China’s Stealth Market Crash

04/09/2008 12:00 am EST

Focus: GLOBAL

Jim Trippon

Editor-in-Chief, China Stock Digest

James Trippon, editor-in-chief of China Stock Digest, says mainland China has experienced an actual stock market crash, which has not been reported in western media.

The invisibility of Chinese stock markets hit home this month as the Shanghai Composite index went into a nosedive. The index is now off more than 40% from its peak last October.

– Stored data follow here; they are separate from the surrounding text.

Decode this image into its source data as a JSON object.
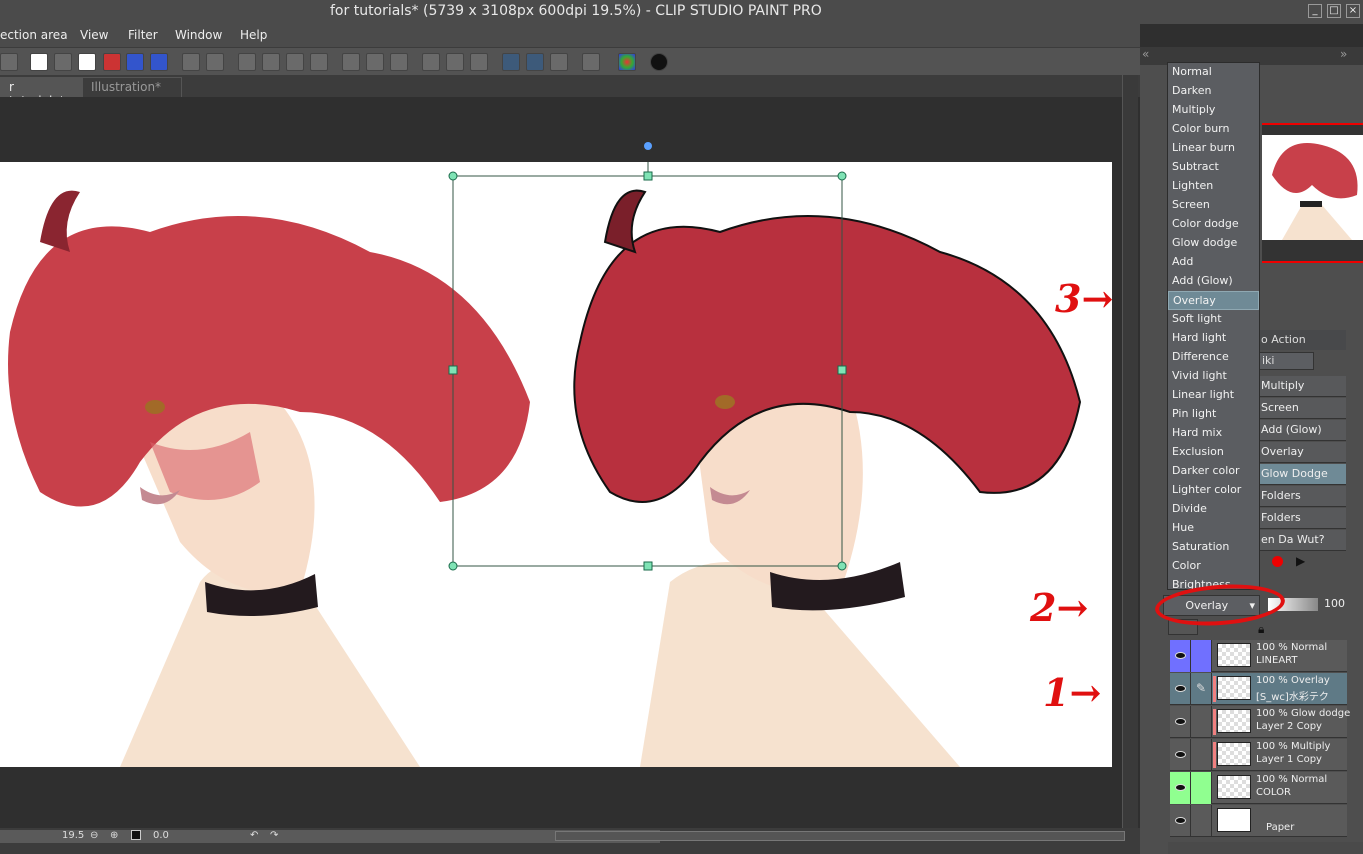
{
  "window": {
    "title": "for tutorials* (5739 x 3108px 600dpi 19.5%)  - CLIP STUDIO PAINT PRO"
  },
  "menu": [
    "ection area",
    "View",
    "Filter",
    "Window",
    "Help"
  ],
  "tabs": [
    {
      "label": "r tutorials*",
      "active": true
    },
    {
      "label": "Illustration*",
      "active": false
    }
  ],
  "blend_menu": {
    "items": [
      "Normal",
      "Darken",
      "Multiply",
      "Color burn",
      "Linear burn",
      "Subtract",
      "Lighten",
      "Screen",
      "Color dodge",
      "Glow dodge",
      "Add",
      "Add (Glow)",
      "Overlay",
      "Soft light",
      "Hard light",
      "Difference",
      "Vivid light",
      "Linear light",
      "Pin light",
      "Hard mix",
      "Exclusion",
      "Darker color",
      "Lighter color",
      "Divide",
      "Hue",
      "Saturation",
      "Color",
      "Brightness"
    ],
    "selected": "Overlay"
  },
  "auto_action": {
    "tab": "o Action",
    "set": "iki",
    "items": [
      "Multiply",
      "Screen",
      "Add (Glow)",
      "Overlay",
      "Glow Dodge",
      "Folders",
      "Folders",
      "en Da Wut?"
    ],
    "selected": "Glow Dodge"
  },
  "layer_panel": {
    "blend_mode": "Overlay",
    "opacity": "100",
    "layers": [
      {
        "line1": "100 % Normal",
        "line2": "LINEART",
        "color": "#7070ff"
      },
      {
        "line1": "100 % Overlay",
        "line2": "[S_wc]水彩テク",
        "selected": true
      },
      {
        "line1": "100 % Glow dodge",
        "line2": "Layer 2 Copy"
      },
      {
        "line1": "100 % Multiply",
        "line2": "Layer 1 Copy"
      },
      {
        "line1": "100 % Normal",
        "line2": "COLOR",
        "color": "#90ff90"
      },
      {
        "line1": "",
        "line2": "Paper"
      }
    ]
  },
  "status": {
    "zoom": "19.5",
    "rotation": "0.0"
  },
  "annotations": {
    "a1": "1→",
    "a2": "2→",
    "a3": "3→"
  },
  "colors": {
    "annotation": "#e01010",
    "selection": "#6f8a96"
  }
}
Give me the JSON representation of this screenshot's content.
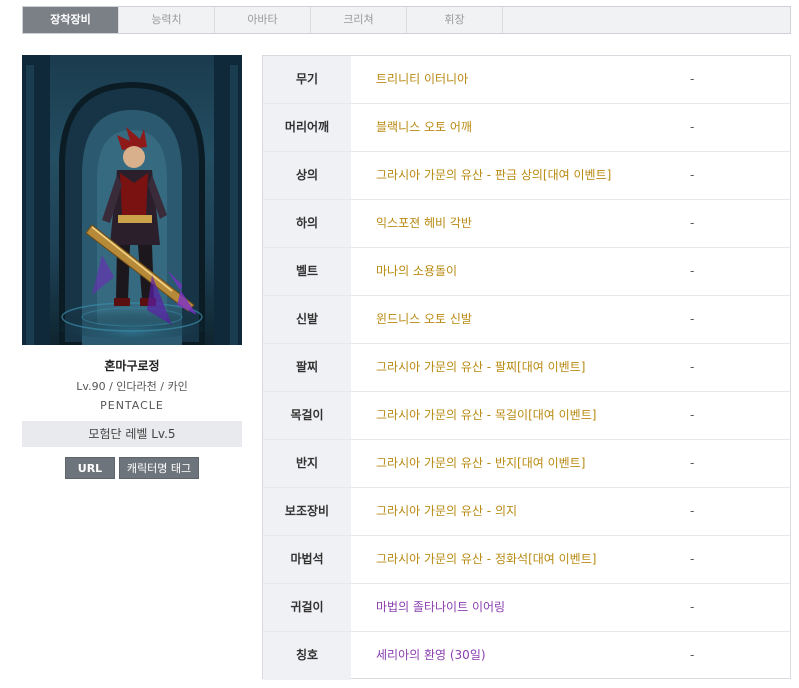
{
  "tabs": [
    {
      "label": "장착장비",
      "active": true
    },
    {
      "label": "능력치",
      "active": false
    },
    {
      "label": "아바타",
      "active": false
    },
    {
      "label": "크리쳐",
      "active": false
    },
    {
      "label": "휘장",
      "active": false
    }
  ],
  "character": {
    "name": "혼마구로정",
    "info": "Lv.90 / 인다라천 / 카인",
    "guild": "PENTACLE",
    "adventure_level": "모험단 레벨 Lv.5"
  },
  "buttons": {
    "url": "URL",
    "tag": "캐릭터명 태그"
  },
  "equipment": [
    {
      "slot": "무기",
      "item": "트리니티 이터니아",
      "option": "-",
      "color": "#b88a12"
    },
    {
      "slot": "머리어깨",
      "item": "블랙니스 오토 어깨",
      "option": "-",
      "color": "#b88a12"
    },
    {
      "slot": "상의",
      "item": "그라시아 가문의 유산 - 판금 상의[대여 이벤트]",
      "option": "-",
      "color": "#b88a12"
    },
    {
      "slot": "하의",
      "item": "익스포젼 헤비 각반",
      "option": "-",
      "color": "#b88a12"
    },
    {
      "slot": "벨트",
      "item": "마나의 소용돌이",
      "option": "-",
      "color": "#b88a12"
    },
    {
      "slot": "신발",
      "item": "윈드니스 오토 신발",
      "option": "-",
      "color": "#b88a12"
    },
    {
      "slot": "팔찌",
      "item": "그라시아 가문의 유산 - 팔찌[대여 이벤트]",
      "option": "-",
      "color": "#b88a12"
    },
    {
      "slot": "목걸이",
      "item": "그라시아 가문의 유산 - 목걸이[대여 이벤트]",
      "option": "-",
      "color": "#b88a12"
    },
    {
      "slot": "반지",
      "item": "그라시아 가문의 유산 - 반지[대여 이벤트]",
      "option": "-",
      "color": "#b88a12"
    },
    {
      "slot": "보조장비",
      "item": "그라시아 가문의 유산 - 의지",
      "option": "-",
      "color": "#b88a12"
    },
    {
      "slot": "마법석",
      "item": "그라시아 가문의 유산 - 정화석[대여 이벤트]",
      "option": "-",
      "color": "#b88a12"
    },
    {
      "slot": "귀걸이",
      "item": "마법의 졸타나이트 이어링",
      "option": "-",
      "color": "#8a3fae"
    },
    {
      "slot": "칭호",
      "item": "세리아의 환영 (30일)",
      "option": "-",
      "color": "#8a3fae"
    }
  ]
}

In any other stock market this kind of setback wouldn’t be called a slump or a correction; it would be known as a crash. In fact, many individual Chinese investors do see it that way. One trillion dollars has been shaved off the market capitalization of Chinese stocks on mainland exchanges in just six months. It’s an astonishing loss, and it has gone largely unreported and unexplained in western financial media.

Those who have mentioned the stock plunges in Shanghai and Shenzhen have loosely associated those setbacks with western economic events including the subprime fiasco and the Western liquidity crunch. But China operates differently from the West, and its stock markets are influenced by unusual factors. To be sure, China’s internalmarkets were in a bubble last year with valuations far out of whack with international standards, because Chinese markets operated in isolation from the world.

China’s stock markets and most of its investors are still relatively immature and inexperienced. Investing had become a kind of sport among many Chinese people. With no mechanisms to short sell stocks and no futures market, the only way to make money was to bet on increasing share prices. The system was set for a perfect storm.

A speculative bubble developed, and it didn’t take much to pop it. Chinese investors became increasingly aware of the premium they’re paying for stocks traded within China compared to valuations of stocks and American Depositary Receipts for the same companies abroad, and the slide began in Shanghai and Shenzhen.

Despite the crash on mainland exchanges, investors are still paying a premium for most shares. That’s partly because shares of internationally traded Chinese companies declined sharply in tandem with the overall decline in US and world markets caused partly by the subprime mess. China’s internal “A” shares fell hard, but international shares like Hong Kong’s “H” shares fell also, keeping some of the spread intact.

The People’s Bank of China recently announced that it was about to [revive the plan to allow mainland Chinese to invest in Hong Kong,] effectively opening the floodgates for overseas investing. The People’s Bank of China has little choice: the huge pools of capital created by China’s growing trade surpluses could touch off widespread economic overheating. Opening the floodgates to foreign investment [by mainland Chinese] will drain liquidity from the system.

Currently many China based stocks are undervalued on the Hong Kong and New York exchanges compared to their industry peers. A green light for [overseas] investment from Beijing may be the signal that turns the tide after a six-month correction in Hong Kong and what amounts to a crash in Shanghai.